Generally the Qubit is considered less variable then the bioanalyzer. However, if both are run properly, they are generally quite similar (+/- 10%). Do you have your bioanalyzer traces that you could show?

Bioanalyzer traces can be skewed by overloading, poor priming, improper ladder dilution, poor pipetting technique, etc. They are generally more sensitive to human error. 

Errors in Qubit may be due to temperature fluctuations during readings, or poor standard preparation. 

Therefore, as Qubit is generally less sensitive to error I would say to go with the Qubit or to post your electropherograms so that we may be able to see if there are any notable issues with the traces.

Hi Michael, many thanks for your reply. I've attached the electropherograms for reference. Please ignore the last two samples..

Hi Qui,

It looks like you put a lot of RNA into the pico chips. The recommended input for quantification is less than 5 ng/microliter. In the future, you should do a serial dilution until your sample is under 5 ng/microliter. This will make quantification more accurate, because as you can see, the marker is much much smaller than your RNA peaks. This makes the comparison between the two more variable. You may also consider using nano chips instead of pico chips. They are a little bit cheaper, you can load more samples in each chip, and you won't need to dilute. 
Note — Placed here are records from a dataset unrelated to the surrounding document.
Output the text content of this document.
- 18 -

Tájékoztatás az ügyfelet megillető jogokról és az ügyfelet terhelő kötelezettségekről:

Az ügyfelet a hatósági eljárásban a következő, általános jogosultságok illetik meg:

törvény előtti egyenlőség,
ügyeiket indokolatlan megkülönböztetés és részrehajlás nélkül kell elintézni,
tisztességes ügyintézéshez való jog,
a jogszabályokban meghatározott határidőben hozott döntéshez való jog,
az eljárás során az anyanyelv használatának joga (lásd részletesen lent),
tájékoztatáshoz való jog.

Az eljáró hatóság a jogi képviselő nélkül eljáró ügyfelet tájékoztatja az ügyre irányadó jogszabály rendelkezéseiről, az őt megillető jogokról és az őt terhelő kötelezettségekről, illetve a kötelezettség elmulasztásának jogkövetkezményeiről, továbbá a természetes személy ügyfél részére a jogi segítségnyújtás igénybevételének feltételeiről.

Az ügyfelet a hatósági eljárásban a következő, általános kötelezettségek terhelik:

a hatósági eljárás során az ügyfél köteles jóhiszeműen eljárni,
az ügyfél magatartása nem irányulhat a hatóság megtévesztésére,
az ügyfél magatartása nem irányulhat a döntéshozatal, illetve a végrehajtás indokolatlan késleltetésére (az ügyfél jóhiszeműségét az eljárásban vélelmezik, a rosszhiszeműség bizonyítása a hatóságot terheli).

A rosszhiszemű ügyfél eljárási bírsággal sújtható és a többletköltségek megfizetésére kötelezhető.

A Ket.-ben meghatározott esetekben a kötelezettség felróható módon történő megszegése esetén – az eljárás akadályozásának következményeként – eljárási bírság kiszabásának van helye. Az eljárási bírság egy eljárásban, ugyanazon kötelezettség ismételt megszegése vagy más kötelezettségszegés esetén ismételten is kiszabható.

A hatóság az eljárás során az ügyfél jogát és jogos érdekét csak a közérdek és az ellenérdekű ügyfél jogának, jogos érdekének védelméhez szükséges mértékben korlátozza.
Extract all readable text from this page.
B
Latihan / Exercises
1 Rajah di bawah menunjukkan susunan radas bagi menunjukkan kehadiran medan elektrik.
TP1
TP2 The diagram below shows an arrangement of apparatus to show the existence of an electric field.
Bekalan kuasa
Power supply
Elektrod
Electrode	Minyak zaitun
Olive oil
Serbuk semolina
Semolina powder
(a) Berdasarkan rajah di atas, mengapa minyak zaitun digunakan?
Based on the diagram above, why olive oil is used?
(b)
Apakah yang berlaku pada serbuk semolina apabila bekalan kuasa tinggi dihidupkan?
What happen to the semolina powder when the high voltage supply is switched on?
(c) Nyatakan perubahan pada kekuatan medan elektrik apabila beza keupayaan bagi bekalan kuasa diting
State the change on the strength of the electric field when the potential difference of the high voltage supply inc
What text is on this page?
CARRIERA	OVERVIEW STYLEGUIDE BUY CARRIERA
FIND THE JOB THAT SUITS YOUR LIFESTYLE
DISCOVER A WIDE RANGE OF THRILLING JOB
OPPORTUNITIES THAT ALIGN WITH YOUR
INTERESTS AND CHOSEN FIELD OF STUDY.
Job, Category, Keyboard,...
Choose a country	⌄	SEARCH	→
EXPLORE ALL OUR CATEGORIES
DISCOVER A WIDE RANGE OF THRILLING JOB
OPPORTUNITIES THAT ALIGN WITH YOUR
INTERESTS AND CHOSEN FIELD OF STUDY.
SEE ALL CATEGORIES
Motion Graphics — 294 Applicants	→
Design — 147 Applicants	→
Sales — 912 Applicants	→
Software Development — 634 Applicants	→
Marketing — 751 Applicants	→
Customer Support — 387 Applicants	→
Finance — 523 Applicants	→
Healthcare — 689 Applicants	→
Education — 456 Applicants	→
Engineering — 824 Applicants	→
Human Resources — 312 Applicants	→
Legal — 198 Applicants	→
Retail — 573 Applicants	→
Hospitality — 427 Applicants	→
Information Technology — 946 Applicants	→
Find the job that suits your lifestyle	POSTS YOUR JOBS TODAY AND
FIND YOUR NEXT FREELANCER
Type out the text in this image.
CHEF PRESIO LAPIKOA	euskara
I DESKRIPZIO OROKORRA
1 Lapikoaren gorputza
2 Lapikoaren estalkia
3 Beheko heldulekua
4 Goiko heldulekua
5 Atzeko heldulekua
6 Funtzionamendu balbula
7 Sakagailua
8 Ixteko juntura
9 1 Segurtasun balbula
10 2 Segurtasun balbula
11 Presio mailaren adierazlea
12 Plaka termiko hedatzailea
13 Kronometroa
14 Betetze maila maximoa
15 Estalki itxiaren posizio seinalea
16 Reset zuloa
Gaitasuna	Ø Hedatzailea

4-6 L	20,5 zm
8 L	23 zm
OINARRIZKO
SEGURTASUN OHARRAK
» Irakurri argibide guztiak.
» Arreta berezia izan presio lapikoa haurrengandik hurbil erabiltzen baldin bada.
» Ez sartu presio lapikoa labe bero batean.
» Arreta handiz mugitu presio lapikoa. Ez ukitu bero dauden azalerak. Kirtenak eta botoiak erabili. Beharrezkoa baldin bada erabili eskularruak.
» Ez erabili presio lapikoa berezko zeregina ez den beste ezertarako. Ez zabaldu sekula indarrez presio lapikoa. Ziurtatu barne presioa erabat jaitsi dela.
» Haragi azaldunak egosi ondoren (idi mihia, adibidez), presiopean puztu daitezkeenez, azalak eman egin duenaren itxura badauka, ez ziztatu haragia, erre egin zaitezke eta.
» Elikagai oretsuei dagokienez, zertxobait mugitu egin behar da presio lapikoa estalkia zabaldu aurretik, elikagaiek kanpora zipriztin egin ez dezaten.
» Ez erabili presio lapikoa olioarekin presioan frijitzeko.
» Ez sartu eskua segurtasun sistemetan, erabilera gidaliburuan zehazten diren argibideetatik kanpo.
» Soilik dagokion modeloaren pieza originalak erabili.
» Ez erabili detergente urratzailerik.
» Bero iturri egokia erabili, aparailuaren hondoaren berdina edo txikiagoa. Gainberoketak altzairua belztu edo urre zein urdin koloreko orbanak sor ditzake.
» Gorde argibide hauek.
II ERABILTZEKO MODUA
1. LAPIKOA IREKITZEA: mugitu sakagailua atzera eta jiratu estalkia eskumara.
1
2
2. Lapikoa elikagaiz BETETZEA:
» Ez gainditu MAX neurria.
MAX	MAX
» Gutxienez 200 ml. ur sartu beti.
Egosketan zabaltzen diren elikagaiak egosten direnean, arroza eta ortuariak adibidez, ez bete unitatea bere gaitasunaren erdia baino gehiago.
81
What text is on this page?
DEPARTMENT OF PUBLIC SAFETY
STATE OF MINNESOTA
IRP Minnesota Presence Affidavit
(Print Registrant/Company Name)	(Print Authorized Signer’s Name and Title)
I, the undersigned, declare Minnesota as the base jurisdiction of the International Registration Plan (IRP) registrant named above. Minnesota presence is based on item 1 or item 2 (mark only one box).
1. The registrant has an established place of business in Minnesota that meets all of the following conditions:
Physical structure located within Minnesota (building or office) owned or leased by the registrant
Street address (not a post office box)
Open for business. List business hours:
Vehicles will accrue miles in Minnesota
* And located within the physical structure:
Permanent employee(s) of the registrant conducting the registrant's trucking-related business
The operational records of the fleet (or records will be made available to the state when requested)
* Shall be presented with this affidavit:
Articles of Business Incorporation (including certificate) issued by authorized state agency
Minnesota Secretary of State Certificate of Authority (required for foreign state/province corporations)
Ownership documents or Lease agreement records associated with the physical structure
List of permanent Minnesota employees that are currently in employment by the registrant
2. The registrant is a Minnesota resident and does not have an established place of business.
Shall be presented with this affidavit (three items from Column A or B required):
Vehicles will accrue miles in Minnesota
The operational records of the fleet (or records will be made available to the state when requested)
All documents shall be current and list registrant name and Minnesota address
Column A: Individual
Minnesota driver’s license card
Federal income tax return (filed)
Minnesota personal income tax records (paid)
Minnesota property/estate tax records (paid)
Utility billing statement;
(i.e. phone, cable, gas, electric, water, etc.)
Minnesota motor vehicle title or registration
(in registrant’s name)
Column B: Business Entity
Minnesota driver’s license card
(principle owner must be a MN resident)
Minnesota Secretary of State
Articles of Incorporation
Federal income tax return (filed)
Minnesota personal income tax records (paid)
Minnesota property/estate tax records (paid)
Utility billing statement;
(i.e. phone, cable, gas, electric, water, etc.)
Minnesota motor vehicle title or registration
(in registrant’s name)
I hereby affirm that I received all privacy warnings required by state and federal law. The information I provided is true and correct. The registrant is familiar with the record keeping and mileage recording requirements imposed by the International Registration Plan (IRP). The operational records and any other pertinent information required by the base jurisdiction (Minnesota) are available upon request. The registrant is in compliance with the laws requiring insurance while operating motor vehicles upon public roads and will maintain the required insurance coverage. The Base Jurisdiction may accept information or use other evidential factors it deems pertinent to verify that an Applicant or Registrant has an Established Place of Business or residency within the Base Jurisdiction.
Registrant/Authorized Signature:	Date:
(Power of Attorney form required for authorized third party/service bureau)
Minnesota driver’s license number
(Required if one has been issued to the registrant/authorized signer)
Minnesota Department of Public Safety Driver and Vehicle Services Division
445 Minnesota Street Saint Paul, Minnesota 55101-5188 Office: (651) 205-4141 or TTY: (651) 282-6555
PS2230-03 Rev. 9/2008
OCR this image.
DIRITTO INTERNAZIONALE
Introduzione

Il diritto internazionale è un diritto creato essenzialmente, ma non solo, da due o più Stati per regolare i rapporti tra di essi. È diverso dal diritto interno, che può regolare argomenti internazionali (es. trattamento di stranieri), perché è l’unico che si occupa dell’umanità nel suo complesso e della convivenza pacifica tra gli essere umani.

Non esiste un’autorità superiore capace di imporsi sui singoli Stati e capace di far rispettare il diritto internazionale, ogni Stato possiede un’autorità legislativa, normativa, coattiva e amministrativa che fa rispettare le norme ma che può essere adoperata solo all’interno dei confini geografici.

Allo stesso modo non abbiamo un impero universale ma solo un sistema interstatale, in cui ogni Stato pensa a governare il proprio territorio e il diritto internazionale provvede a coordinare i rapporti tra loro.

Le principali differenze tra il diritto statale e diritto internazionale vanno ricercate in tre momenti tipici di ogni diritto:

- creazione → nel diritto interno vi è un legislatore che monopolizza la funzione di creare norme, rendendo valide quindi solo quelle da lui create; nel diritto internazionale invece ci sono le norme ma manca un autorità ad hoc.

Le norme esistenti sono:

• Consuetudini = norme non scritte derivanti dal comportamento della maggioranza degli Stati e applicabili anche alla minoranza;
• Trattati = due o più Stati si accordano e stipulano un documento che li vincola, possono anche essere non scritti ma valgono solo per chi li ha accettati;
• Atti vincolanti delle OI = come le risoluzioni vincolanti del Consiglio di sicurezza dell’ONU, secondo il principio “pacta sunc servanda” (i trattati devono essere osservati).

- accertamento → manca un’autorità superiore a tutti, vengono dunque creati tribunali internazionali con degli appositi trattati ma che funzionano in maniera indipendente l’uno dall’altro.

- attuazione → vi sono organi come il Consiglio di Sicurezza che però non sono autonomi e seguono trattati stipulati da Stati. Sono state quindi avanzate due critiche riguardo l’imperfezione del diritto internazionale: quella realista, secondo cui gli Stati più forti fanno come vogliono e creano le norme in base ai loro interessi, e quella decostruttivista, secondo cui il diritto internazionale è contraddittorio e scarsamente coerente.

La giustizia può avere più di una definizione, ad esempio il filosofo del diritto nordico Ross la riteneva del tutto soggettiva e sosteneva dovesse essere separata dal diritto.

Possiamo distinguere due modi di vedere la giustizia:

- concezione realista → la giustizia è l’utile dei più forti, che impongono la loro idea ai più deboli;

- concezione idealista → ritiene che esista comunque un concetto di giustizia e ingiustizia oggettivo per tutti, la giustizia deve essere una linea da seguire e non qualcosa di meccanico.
It may be my imagination, but it also looks like there may be some smearing above the 28S peak, suggesting that perhaps there is some DNA contamination. If this were the case, the bioanalyzer would consider this as RNA, but the Qubit, as it is specific to RNA, would not. You may want to check for DNA contamination.

Hope this helps!

Hi Michael, the reason why we used the pico chip is because of the ultra low Qubit reading we first got.. Hence we were rather surprised by the results from Bioanalyzer... Guess I have to re-analyse it on the nano chip.. And thanks for pointing out the potential DNA contamination :) will get that checked! this is really helpful! cheers

Hi Michael,

I have been using Pico Chips of the Agilent Bioanalyser. I have got reads of 29pg/ul of RNA after extracting miRNA with Qiagen's miRNeasy kit from plasma. Would I get similar results in the Qubit? I can't find many papers about comparing results of a Bioanalyser and Qubit. Any help would be appreciated! Thanks!

Hi everyone, 

Thanks for the answers Michael. Similarly, I used the HS RNA Qubit assay and later sent the samples for bioanalysis. The concentrations never differed with 10%, more like 55-365%. I'm not blaming anyone, for all I know I could have been the greatest error. :) With my lower concentration samples (5-16ng/ul from Qubit) the concentrations were more often lower in the Bioanalizer (6/9 samples). The low/moderate concentration samples (15-35ng/ul from Qubit) were all higher in the Bioanalizer (10 samples). As the concentrations increased so the difference between the two methods increased, hence 365% for a sample that was 29.6ng/ul in the Qubit and 108ng/ul in the Bioanalyzer. I'll use the Bioanalizer concentrations for cDNA synthesis. Any comments? 

Hope this will help someone.

I have had the same problem recently using picogreen and the bioanalyzer, where the bioanalyzer almost consistently doubled the concentration measured by the fluorescent nanodrop. Generally, I use fluorescent results to determine concentration, and use the bioanalyzer to determine quality. It would be an interesting experiment to take something of a known concentration (RNA standards) and compare their concentration on both kits.

Great getting some confirmation on that, thanks Michael. It would be interesting to compare. I would love to see the difference.